Google's Core Enterprise System (CES) SRE team is seeking a Site Reliability Manager to lead a team of 6-10 engineers supporting critical enterprise services. This role sits within Corporate Engineering-Site Reliability Engineering (SRE) and provides support to Enterprise applications powering key verticals such as Finance, Legal, Supply Chain, and HR.
The position combines software and systems engineering to build and run large-scale, massively distributed, fault-tolerant systems. You'll be responsible for ensuring Google Cloud's services maintain reliability and uptime while continuously improving performance and capacity. The role involves significant technical leadership, requiring 5 years of software development experience and strong expertise in algorithms, data structures, and Unix/Linux systems.

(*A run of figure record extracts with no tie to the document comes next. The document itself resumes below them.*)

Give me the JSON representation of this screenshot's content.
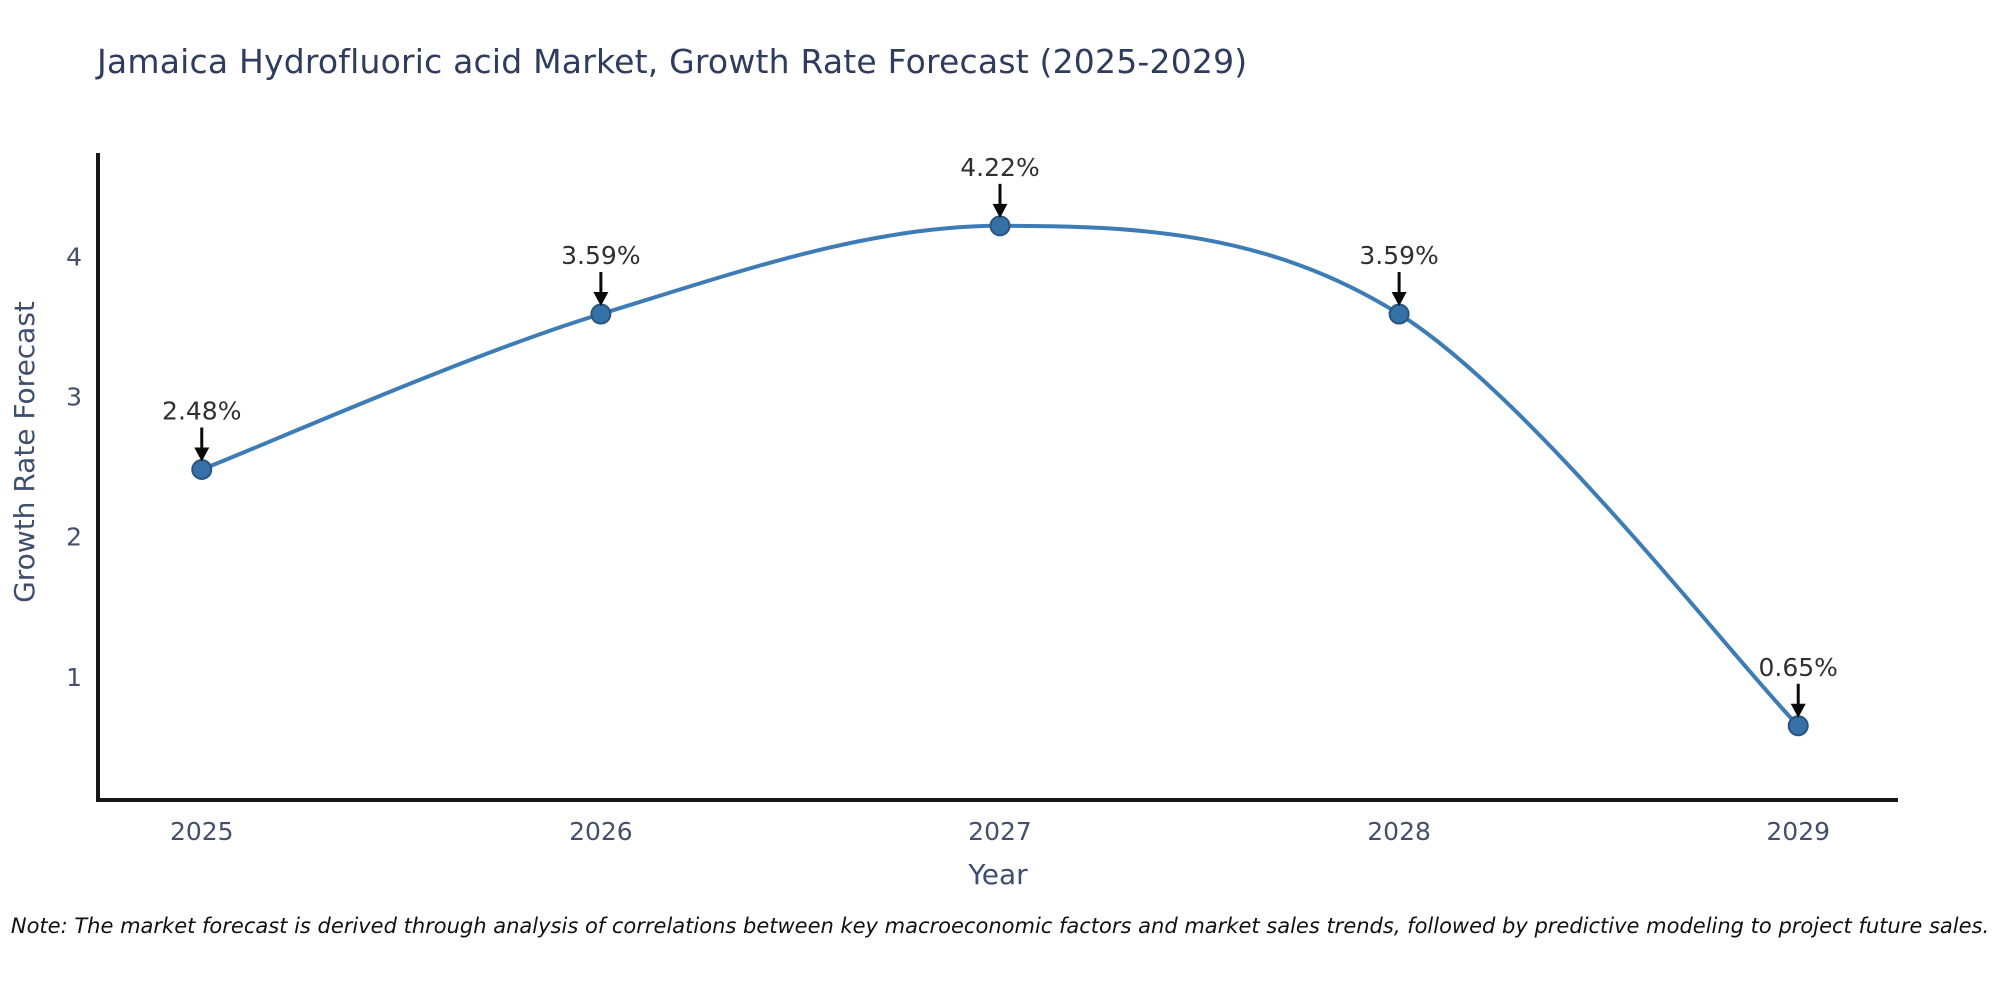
{
  "chart_data": {
    "type": "line",
    "title": "Jamaica Hydrofluoric acid Market, Growth Rate Forecast (2025-2029)",
    "xlabel": "Year",
    "ylabel": "Growth Rate Forecast",
    "x": [
      2025,
      2026,
      2027,
      2028,
      2029
    ],
    "y": [
      2.48,
      3.59,
      4.22,
      3.59,
      0.65
    ],
    "point_labels": [
      "2.48%",
      "3.59%",
      "4.22%",
      "3.59%",
      "0.65%"
    ],
    "x_tick_labels": [
      "2025",
      "2026",
      "2027",
      "2028",
      "2029"
    ],
    "x_tick_values": [
      2025,
      2026,
      2027,
      2028,
      2029
    ],
    "y_tick_labels": [
      "1",
      "2",
      "3",
      "4"
    ],
    "y_tick_values": [
      1,
      2,
      3,
      4
    ],
    "xlim": [
      2024.74,
      2029.25
    ],
    "ylim": [
      0.12,
      4.74
    ],
    "line_shape": "spline",
    "grid": false,
    "legend": "none",
    "annotations_have_arrows": true,
    "note": "Note: The market forecast is derived through analysis of correlations between key macroeconomic factors and market sales trends, followed by predictive modeling to project future sales.",
    "colors": {
      "line": "#3d7cb5",
      "marker_fill": "#3570a6",
      "marker_edge": "#2a5580",
      "axis_line": "#161616",
      "tick_label": "#44506b",
      "axis_title": "#3d4e6e",
      "title_text": "#2e3c5d",
      "annotation_text": "#303030",
      "arrow": "#0a0a0a",
      "note_text": "#101010",
      "background": "#ffffff"
    }
  }
}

As a Site Reliability Manager, you'll develop strategic roadmaps and OKRs, lead service lifecycle management from design through deployment, and implement automation for sustainable scaling. You'll need 3 years of people management experience to effectively lead your team and 3 years of project leadership experience working with system administration or networking.
The role offers unique opportunities to tackle complex challenges at Google's scale while working in a culture that values diversity, intellectual curiosity, and problem-solving. You'll collaborate with teams across Google to transform enterprise services through standardized solutions and platforms. The position requires expertise in enterprise applications, cloud workload management, and building strategic partnerships with internal customers.
This is an excellent opportunity for an experienced technical leader who wants to impact critical enterprise systems at one of the world's leading technology companies. You'll have the support and resources to drive innovation while developing your team and advancing your career in site reliability engineering.